I was recently interviewed by a reporter from Money Magazine about what to do when a family realizes that the “dream school” is unaffordable.
Here’s the lede from the article:
You meant it when you said, “Study hard in high school, and we’ll send you to the best college you get into.” But now you’re looking at the cost of Dream U — and panicking.
I was quoted in a couple places in the article, which also appears on the CNN/Money website.
“Ideally, parents would have the affordability conversation when the child is starting high school so he or she can be realistic,” says Mark Montgomery, a college-admissions adviser in Denver.
And also here:
Make a game plan: “Let’s figure out what our options are.”
Why this works: “You’re getting the family working together as a team” while nudging the child to take responsibility for charting his own future, says Montgomery. Offer help with options that won’t harm the family’s finances, such as applying for more aid, starting out at a lower-cost school, or deferring for a year to allow Junior to work and save.

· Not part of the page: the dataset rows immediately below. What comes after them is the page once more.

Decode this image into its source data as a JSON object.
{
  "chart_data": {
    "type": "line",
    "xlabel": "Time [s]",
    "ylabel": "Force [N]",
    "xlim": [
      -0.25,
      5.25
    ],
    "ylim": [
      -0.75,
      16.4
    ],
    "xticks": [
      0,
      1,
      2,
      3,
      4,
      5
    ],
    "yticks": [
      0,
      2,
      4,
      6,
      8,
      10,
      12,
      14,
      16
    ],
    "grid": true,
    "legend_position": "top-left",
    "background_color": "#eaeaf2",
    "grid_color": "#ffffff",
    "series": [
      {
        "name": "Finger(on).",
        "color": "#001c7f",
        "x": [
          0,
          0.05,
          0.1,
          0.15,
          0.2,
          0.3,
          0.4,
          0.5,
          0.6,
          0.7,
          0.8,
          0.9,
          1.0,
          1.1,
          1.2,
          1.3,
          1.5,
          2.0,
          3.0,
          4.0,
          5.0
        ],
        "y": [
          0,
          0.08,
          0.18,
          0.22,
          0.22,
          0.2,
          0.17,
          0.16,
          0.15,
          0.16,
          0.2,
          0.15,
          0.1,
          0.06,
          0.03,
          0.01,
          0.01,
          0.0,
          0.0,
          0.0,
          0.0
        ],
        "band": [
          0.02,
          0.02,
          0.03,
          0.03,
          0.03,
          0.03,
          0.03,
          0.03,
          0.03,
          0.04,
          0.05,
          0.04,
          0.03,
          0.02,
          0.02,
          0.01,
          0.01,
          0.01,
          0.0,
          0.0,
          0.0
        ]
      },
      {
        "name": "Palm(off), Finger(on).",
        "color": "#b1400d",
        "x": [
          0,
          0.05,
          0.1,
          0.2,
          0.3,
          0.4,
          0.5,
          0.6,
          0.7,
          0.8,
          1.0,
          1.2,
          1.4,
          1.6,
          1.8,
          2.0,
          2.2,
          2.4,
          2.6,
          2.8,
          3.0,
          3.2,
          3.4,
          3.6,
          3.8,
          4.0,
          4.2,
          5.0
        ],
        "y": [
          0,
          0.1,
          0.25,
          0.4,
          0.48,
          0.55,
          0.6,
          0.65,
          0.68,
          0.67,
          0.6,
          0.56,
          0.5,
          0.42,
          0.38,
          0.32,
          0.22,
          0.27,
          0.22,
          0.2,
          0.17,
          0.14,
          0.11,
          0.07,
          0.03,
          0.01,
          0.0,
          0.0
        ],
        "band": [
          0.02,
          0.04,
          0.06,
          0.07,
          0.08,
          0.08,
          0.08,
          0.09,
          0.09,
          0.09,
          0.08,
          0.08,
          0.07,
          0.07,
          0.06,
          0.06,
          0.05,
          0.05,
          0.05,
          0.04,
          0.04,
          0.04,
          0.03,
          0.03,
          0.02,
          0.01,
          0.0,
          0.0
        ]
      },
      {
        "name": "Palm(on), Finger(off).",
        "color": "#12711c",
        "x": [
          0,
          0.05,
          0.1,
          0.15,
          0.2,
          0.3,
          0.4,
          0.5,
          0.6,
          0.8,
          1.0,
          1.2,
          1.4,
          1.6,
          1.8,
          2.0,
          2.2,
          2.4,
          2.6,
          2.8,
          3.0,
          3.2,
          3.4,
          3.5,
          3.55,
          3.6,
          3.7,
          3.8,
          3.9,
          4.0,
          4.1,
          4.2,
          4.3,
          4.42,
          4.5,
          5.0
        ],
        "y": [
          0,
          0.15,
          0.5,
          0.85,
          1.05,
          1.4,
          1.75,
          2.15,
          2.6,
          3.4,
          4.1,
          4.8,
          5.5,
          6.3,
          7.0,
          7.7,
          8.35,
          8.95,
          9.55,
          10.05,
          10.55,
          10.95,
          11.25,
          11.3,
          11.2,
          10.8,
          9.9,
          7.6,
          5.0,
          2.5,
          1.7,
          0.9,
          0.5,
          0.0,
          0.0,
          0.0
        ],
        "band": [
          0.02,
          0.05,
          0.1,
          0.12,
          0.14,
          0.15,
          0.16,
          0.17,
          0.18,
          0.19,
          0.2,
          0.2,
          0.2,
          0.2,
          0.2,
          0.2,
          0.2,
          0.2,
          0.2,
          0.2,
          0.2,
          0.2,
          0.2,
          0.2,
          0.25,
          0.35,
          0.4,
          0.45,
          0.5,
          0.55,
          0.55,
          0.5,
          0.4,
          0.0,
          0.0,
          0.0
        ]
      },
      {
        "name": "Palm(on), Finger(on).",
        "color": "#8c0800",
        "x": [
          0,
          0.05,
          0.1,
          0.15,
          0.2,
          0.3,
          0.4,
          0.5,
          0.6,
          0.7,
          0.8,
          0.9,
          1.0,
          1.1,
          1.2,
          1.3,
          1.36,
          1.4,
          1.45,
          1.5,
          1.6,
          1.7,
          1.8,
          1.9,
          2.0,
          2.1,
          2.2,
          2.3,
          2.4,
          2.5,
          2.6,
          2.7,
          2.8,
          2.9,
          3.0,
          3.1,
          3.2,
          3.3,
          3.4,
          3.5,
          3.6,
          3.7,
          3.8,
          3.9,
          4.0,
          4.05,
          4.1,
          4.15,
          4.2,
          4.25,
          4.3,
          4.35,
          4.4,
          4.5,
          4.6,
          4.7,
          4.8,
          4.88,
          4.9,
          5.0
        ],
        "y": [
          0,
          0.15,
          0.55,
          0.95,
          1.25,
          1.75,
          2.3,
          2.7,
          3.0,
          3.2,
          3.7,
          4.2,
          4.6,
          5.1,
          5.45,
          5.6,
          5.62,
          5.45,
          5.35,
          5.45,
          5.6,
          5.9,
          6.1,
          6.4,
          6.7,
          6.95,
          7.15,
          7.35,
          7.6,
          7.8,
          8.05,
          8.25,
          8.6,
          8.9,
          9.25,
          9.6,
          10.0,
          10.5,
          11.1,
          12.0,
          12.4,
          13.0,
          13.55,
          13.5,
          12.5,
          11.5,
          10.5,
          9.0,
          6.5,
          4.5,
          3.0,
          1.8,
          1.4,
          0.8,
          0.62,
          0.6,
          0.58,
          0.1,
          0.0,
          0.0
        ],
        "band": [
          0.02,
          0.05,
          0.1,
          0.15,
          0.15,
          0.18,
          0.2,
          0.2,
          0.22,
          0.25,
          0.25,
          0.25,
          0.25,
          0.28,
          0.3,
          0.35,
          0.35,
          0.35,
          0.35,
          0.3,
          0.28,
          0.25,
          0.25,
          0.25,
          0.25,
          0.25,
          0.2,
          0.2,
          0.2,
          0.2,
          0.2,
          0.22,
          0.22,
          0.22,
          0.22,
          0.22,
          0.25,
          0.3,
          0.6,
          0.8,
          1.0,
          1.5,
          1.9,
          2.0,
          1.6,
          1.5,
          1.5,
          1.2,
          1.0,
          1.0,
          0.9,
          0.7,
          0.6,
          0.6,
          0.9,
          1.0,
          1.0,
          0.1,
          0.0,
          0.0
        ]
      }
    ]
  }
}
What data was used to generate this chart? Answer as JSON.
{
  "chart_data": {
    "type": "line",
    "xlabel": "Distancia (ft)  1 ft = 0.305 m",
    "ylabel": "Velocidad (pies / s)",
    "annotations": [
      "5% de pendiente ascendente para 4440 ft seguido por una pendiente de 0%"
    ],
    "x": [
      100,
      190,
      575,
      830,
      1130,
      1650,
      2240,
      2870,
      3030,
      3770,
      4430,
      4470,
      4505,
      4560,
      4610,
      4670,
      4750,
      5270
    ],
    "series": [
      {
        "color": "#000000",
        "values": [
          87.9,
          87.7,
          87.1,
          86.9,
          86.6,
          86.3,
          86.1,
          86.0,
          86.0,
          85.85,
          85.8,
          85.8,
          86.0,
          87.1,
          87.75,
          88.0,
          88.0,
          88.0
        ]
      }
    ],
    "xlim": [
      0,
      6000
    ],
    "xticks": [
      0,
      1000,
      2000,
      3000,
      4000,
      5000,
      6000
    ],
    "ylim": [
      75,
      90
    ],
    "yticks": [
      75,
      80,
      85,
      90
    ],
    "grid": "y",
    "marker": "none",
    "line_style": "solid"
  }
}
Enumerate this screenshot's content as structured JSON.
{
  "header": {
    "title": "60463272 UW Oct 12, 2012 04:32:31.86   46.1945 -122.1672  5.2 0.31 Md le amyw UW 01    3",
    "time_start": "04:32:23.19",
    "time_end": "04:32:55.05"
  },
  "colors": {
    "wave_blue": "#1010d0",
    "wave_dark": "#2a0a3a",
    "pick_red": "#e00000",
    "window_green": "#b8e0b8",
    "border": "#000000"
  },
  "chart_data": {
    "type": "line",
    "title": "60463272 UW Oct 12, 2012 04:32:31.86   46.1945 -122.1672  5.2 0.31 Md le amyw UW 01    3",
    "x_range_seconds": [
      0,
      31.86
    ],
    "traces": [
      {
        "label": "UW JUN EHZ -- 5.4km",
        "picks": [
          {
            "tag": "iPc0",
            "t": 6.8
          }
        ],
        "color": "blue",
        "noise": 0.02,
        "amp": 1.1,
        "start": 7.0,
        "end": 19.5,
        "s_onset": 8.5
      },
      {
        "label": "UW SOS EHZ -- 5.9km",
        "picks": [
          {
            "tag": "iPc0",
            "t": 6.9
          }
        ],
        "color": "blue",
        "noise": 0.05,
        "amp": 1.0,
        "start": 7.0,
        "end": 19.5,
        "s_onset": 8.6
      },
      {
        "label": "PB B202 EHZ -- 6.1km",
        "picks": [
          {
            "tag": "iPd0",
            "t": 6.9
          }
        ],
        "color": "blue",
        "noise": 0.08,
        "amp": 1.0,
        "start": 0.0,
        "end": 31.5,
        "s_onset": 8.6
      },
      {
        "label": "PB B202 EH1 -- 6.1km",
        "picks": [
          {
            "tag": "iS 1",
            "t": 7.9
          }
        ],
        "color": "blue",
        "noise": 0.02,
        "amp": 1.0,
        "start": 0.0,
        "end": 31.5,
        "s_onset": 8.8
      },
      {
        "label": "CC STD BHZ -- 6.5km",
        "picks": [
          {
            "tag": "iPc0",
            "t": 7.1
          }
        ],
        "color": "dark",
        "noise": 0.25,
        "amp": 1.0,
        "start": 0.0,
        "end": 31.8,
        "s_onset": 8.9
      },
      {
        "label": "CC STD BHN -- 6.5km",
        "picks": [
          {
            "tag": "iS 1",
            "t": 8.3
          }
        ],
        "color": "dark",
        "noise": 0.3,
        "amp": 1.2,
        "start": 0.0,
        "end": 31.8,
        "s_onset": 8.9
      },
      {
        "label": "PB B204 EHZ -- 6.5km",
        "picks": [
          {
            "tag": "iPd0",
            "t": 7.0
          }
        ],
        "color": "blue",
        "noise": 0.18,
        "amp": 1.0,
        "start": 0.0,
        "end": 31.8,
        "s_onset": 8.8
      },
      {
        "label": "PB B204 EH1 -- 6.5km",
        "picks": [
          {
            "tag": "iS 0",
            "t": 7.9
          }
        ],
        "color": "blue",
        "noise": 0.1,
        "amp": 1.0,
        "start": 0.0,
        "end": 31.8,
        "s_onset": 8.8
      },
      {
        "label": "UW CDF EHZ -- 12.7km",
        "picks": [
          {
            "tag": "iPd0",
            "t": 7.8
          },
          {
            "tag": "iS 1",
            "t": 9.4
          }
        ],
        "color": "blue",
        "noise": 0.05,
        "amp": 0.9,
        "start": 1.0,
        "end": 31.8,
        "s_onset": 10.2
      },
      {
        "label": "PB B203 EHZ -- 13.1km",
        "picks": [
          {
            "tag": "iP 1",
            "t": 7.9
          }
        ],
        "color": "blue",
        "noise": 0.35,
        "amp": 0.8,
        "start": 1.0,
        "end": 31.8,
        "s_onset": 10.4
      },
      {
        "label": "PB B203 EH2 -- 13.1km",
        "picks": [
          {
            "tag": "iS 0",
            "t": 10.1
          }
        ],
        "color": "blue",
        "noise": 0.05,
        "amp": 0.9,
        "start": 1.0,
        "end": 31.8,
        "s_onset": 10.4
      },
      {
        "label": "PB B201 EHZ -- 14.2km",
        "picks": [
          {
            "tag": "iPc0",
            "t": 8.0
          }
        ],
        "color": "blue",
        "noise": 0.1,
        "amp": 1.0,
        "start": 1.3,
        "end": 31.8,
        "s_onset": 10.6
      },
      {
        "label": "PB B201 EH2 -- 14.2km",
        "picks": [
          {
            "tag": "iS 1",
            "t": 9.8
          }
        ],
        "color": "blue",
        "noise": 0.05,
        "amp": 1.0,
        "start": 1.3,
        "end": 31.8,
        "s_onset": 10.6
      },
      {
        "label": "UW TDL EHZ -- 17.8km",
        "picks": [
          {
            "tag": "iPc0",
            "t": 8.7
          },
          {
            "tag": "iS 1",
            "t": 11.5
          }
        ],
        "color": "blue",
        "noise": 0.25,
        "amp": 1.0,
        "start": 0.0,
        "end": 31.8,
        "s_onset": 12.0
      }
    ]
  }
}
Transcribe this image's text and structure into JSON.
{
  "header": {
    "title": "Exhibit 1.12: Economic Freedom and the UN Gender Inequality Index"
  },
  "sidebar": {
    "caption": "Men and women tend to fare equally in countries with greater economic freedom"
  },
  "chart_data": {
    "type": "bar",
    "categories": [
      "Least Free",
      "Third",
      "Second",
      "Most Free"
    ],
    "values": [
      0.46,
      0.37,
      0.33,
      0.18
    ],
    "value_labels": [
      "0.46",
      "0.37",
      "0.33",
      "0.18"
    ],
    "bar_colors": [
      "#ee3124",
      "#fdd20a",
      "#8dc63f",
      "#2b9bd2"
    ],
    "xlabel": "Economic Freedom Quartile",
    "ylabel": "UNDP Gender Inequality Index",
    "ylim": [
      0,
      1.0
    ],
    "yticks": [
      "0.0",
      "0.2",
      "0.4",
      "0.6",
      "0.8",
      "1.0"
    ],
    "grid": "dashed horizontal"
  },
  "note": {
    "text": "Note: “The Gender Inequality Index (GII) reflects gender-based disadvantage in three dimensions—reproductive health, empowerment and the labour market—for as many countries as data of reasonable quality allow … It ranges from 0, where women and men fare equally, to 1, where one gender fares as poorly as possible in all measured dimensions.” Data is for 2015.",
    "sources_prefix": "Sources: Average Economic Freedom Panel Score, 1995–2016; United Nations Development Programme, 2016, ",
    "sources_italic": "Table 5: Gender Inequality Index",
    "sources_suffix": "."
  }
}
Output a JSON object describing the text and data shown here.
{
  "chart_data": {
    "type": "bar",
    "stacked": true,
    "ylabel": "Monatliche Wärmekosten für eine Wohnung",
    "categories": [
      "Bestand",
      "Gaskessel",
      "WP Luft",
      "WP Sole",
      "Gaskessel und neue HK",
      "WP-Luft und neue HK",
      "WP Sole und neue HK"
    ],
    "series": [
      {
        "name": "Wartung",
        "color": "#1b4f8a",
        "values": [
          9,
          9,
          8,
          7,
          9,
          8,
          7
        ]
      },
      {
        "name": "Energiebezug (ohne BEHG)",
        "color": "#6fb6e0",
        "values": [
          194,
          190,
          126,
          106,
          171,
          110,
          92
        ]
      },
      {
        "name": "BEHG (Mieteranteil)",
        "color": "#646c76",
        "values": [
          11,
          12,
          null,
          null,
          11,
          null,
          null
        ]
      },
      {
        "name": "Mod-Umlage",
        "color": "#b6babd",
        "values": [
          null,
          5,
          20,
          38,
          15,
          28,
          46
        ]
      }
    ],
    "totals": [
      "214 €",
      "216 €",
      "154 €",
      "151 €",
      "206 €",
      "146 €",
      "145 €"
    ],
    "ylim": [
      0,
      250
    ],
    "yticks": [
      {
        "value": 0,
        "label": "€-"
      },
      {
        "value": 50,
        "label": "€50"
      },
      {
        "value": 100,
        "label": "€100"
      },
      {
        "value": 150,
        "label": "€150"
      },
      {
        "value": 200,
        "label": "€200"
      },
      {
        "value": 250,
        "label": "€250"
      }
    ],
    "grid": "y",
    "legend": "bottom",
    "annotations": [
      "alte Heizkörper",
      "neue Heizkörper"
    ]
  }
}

It was fun to be interviewed for this important article. It’s true that too many families don’t think about financing a higher education before the admissions process starts. In fact, I’ve had a number of phone calls this month from families who are panicked about how to pay for the “dream school” to which Junior has happily been accepted.
Some of the greatest pain I feel as a counselor is when I observe students and families taking on way more debt than they can afford to finance. They mistakenly believe that they are providing their progeny with opportunity; but that huge debt load is more likely to be come the anvil that will weigh the kid down for a lifetime.